So first, if the outcome variable is binary you should not abandon logistic regression. The underlying issue will not go away by trying another type of analysis, even if it appears in a different form. For example, an ordinary least-squares model would tend to be highly over-fit (even if it were appropriate for binary outcomes) and thus highly unreliable. You said: "when I run OLS regression on the data I get results that make more sense (or at least appear to)" (emphasis added). Yes, the result of a regression on your data set might fit quite well, but in this situation your model would probably not apply beyond your initial data set.
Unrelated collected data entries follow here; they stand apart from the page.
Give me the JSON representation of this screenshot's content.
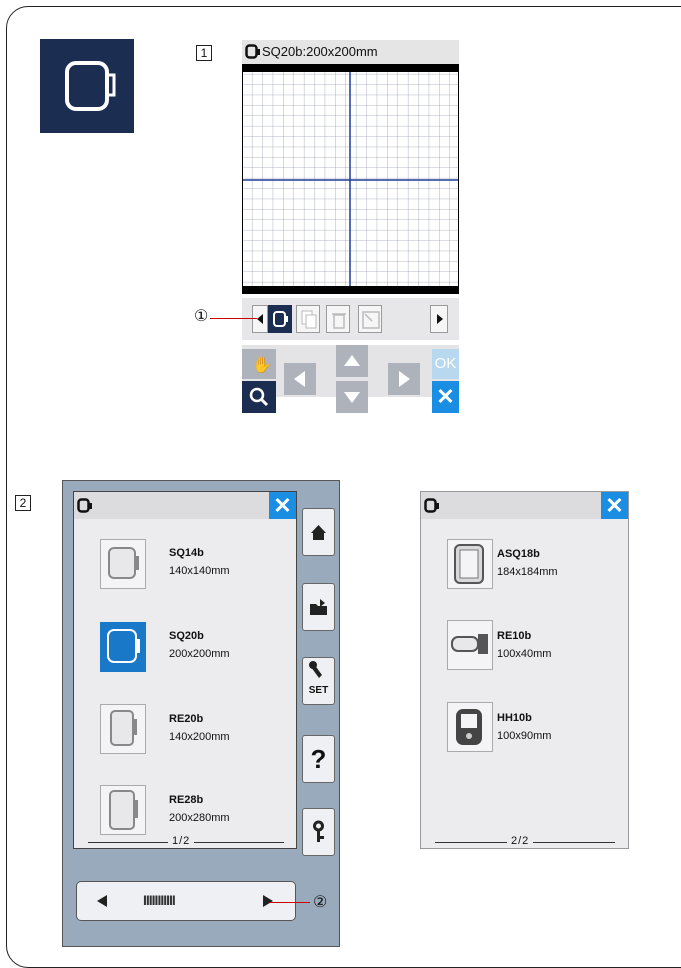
{
  "step1": {
    "number": "1",
    "screen_title": "SQ20b:200x200mm",
    "callout": "①",
    "ok_label": "OK"
  },
  "step2": {
    "number": "2",
    "callout": "②"
  },
  "page1": {
    "items": [
      {
        "name": "SQ14b",
        "size": "140x140mm",
        "icon": "hoop-square-icon"
      },
      {
        "name": "SQ20b",
        "size": "200x200mm",
        "icon": "hoop-square-selected-icon"
      },
      {
        "name": "RE20b",
        "size": "140x200mm",
        "icon": "hoop-rect-icon"
      },
      {
        "name": "RE28b",
        "size": "200x280mm",
        "icon": "hoop-rect-large-icon"
      }
    ],
    "pager": "1/2",
    "set_label": "SET",
    "help_label": "?",
    "scroll_indicator": "IIIIIIIIIII"
  },
  "page2": {
    "items": [
      {
        "name": "ASQ18b",
        "size": "184x184mm",
        "icon": "hoop-asq-icon"
      },
      {
        "name": "RE10b",
        "size": "100x40mm",
        "icon": "hoop-small-icon"
      },
      {
        "name": "HH10b",
        "size": "100x90mm",
        "icon": "hoop-hh-icon"
      }
    ],
    "pager": "2/2"
  }
}
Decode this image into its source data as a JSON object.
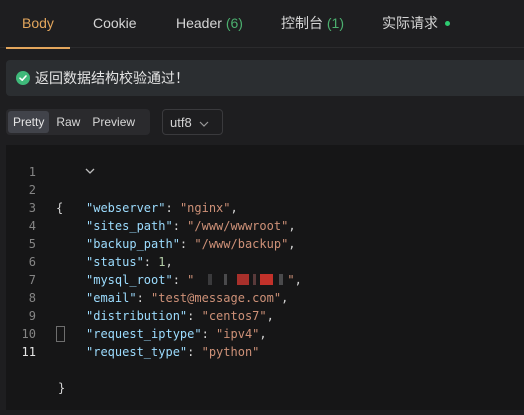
{
  "tabs": {
    "body": "Body",
    "cookie": "Cookie",
    "header_label": "Header",
    "header_count": "(6)",
    "console_label": "控制台",
    "console_count": "(1)",
    "actual_request": "实际请求"
  },
  "banner": {
    "message": "返回数据结构校验通过！"
  },
  "view_modes": {
    "pretty": "Pretty",
    "raw": "Raw",
    "preview": "Preview"
  },
  "encoding": {
    "value": "utf8"
  },
  "editor": {
    "line_numbers": [
      "1",
      "2",
      "3",
      "4",
      "5",
      "6",
      "7",
      "8",
      "9",
      "10",
      "11"
    ],
    "lines": {
      "open_brace": "{",
      "close_brace": "}",
      "webserver_key": "\"webserver\"",
      "webserver_val": "\"nginx\"",
      "sites_path_key": "\"sites_path\"",
      "sites_path_val": "\"/www/wwwroot\"",
      "backup_path_key": "\"backup_path\"",
      "backup_path_val": "\"/www/backup\"",
      "status_key": "\"status\"",
      "status_val": "1",
      "mysql_root_key": "\"mysql_root\"",
      "mysql_root_open_quote": "\"",
      "mysql_root_close_quote": "\"",
      "email_key": "\"email\"",
      "email_val": "\"test@message.com\"",
      "distribution_key": "\"distribution\"",
      "distribution_val": "\"centos7\"",
      "request_iptype_key": "\"request_iptype\"",
      "request_iptype_val": "\"ipv4\"",
      "request_type_key": "\"request_type\"",
      "request_type_val": "\"python\""
    }
  },
  "colors": {
    "accent": "#e3a65c",
    "success": "#3fb97a",
    "json_key": "#9cdcfe",
    "json_string": "#ce9178",
    "json_number": "#b5cea8"
  }
}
Second, you can consider reducing the number of predictor variables based on prior knowledge of the subject matter. Likert items are often designed to be multiple questions aimed at a single opinion or personality trait, which are then combined to form a Likert scale as a better gauge of the opinion or trait. If prior knowledge of the subject matter allows combination of the 100 Likert items into 5 or 10 Likert scales as predictors, then the problem with the predictor/case ratio would be greatly diminished. The combination of multiple items into a smaller number of scales might also diminish problems resulting from a potentially incorrect assumption of equally-spaced influences of each of the 4 steps along each 5-point Likert item.
Third, although you say that you can't use PCA (for some unspecified reason; it's just a linear transformation of the original predictors) in this situation, note that the analysis of the correlation structure provided by PCA on the predictors, or clustering approaches, could well identify sets of items that are highly related, essentially measuring the same thing, and thus could be combined into a single predictor for analysis. It would seem that you would want to know these relations among the individual items in any event, so it's a bit concerning that you can't take the next obvious step into a principal-components regression (PCR).
Fourth, you can employ shrinkage methods to minimize the overfitting inevitable with a high ratio of predictors to cases. Ridge regression (unlike LASSO) would keep information from all your predictors, just weighting them differentially. If your objection to PCR is that you don't want to throw out any information from your predictors, then this might be a solution. (It's essentially a weighted principal-components regression, rather than the all-or-none selection of components in PCR.)